[Date Prev][Date Next][Thread Prev][Thread Next][Date Index][Thread Index]
Re: [Bug-wget] wget -crNl inf --- filenames mangled
From: |
Andres Valloud |
Subject: |
Re: [Bug-wget] wget -crNl inf --- filenames mangled |
Date: |
Sun, 17 Feb 2019 15:02:22 -0800 |
User-agent: |
Mozilla/5.0 (Macintosh; Intel Mac OS X 10.13; rv:60.0) Gecko/20100101 Thunderbird/60.5.1 |
Hi, so I ran wget like this:
wget --no-check-certificate -dcrNl inf $baseUrl/root/pub/mods/2012/ -P
$baseLocal -o wget-mods-2012.log
Looking at the log, '1f43' appears (I think) as a consequence of -l inf,
because .../mods/2012/ has a reference to .../mods/, which leads wget to
read the entire .../mods/ index.
According to my understanding of the log file, wget then collects all
the possible URLs from .../mods/. It is here that, after what seems
like thousands of file, a single merge log entry shows '1f43' (some path
parts elided).
.../root/pub/mods/index.html?C=N;O=D:
merge(‘.../root/pub/mods/?C=N;O=D’, ‘lizardking_-_quest.mp31f43’) ->
.../root/pub/mods/lizardking_-_quest.mp31f43
appending ‘.../root/pub/mods/lizardking_-_quest.mp31f43’ to urlpos.
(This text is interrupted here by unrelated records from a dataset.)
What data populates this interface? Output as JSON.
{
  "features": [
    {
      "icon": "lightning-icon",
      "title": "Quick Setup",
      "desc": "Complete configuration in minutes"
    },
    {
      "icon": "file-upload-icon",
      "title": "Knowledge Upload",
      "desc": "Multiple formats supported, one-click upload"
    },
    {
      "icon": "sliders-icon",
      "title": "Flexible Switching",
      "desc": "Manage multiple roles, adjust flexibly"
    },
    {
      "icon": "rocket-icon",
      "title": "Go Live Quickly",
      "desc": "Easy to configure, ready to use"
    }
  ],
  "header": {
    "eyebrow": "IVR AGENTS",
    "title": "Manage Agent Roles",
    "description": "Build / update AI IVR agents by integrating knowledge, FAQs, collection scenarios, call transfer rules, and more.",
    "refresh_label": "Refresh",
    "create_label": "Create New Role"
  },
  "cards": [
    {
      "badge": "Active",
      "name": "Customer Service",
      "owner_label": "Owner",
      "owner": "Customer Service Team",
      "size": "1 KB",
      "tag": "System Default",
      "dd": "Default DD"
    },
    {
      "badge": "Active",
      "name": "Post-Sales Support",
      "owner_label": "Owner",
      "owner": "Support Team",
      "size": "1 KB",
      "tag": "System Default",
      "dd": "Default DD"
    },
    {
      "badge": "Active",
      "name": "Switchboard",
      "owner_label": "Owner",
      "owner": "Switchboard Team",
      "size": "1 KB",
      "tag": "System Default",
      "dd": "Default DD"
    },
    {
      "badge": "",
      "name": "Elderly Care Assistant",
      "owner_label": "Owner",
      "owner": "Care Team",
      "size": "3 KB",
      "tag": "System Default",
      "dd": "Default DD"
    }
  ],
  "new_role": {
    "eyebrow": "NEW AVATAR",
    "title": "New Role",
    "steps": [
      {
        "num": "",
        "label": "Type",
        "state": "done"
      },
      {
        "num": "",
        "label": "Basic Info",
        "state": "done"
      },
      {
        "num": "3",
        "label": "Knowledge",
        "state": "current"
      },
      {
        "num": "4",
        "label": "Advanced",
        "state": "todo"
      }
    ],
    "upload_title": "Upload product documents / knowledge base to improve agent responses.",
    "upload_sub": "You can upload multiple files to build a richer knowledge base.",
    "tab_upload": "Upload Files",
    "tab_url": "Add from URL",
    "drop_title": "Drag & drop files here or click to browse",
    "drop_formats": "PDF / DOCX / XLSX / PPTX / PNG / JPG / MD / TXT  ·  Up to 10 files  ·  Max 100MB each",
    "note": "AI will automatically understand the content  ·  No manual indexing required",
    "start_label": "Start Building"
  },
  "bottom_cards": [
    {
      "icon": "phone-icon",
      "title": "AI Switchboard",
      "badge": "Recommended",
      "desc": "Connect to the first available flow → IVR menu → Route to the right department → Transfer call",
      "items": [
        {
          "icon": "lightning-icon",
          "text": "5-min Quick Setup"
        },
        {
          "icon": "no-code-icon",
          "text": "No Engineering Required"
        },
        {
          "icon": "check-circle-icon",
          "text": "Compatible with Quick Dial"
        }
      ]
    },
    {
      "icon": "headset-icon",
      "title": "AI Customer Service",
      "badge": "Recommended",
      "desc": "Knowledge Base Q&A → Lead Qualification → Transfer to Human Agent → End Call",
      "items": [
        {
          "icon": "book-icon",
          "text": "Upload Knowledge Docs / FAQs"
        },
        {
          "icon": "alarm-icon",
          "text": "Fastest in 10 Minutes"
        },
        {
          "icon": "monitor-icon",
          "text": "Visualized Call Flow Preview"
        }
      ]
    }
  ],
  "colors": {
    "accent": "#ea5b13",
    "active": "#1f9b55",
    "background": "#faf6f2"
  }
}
Then I issued the command (some path parts elided)
wget --no-check-certificate .../root/pub/mods/
which resulted in a 974kb index.html file that has no occurrences of
'1f43' (more on this request down below).
I wondered whether this could be happening because there are .html files
that *do* have '1f43' already downloaded in the local downloading
directory. That is, will wget look at existing files, or will it
download them from scratch? But the log file seems to indicate the
index.html was downloaded from scratch, not examined from disk.
The "bad" request looks like this (some path parts elided):
---request begin---
GET /root/pub/mods/?C=N;O=D HTTP/1.1^M
Referer: .../root/pub/mods/^M
If-Modified-Since: Sun, 10 Feb 2019 02:33:09 GMT^M
Range: bytes=998575-^M
User-Agent: Wget/1.20.1 (linux-gnu)^M
Accept: */*^M
Accept-Encoding: identity^M
Host: saphirjd.me^M
Connection: Keep-Alive^M
^M
---request end---
HTTP request sent, awaiting response...
---response begin---
HTTP/1.1 200 OK^M
Date: Sat, 16 Feb 2019 21:51:21 GMT^M
Server: Apache/2.4.23 (Win64) OpenSSL/1.0.2h^M
Keep-Alive: timeout=2, max=18^M
Connection: Keep-Alive^M
Transfer-Encoding: chunked^M
Content-Type: text/html;charset=UTF-8^M
^M
---response end---
200 OK
Length: unspecified [text/html]
Saving to: ‘.../root/pub/mods/index.html?C=N;O=D’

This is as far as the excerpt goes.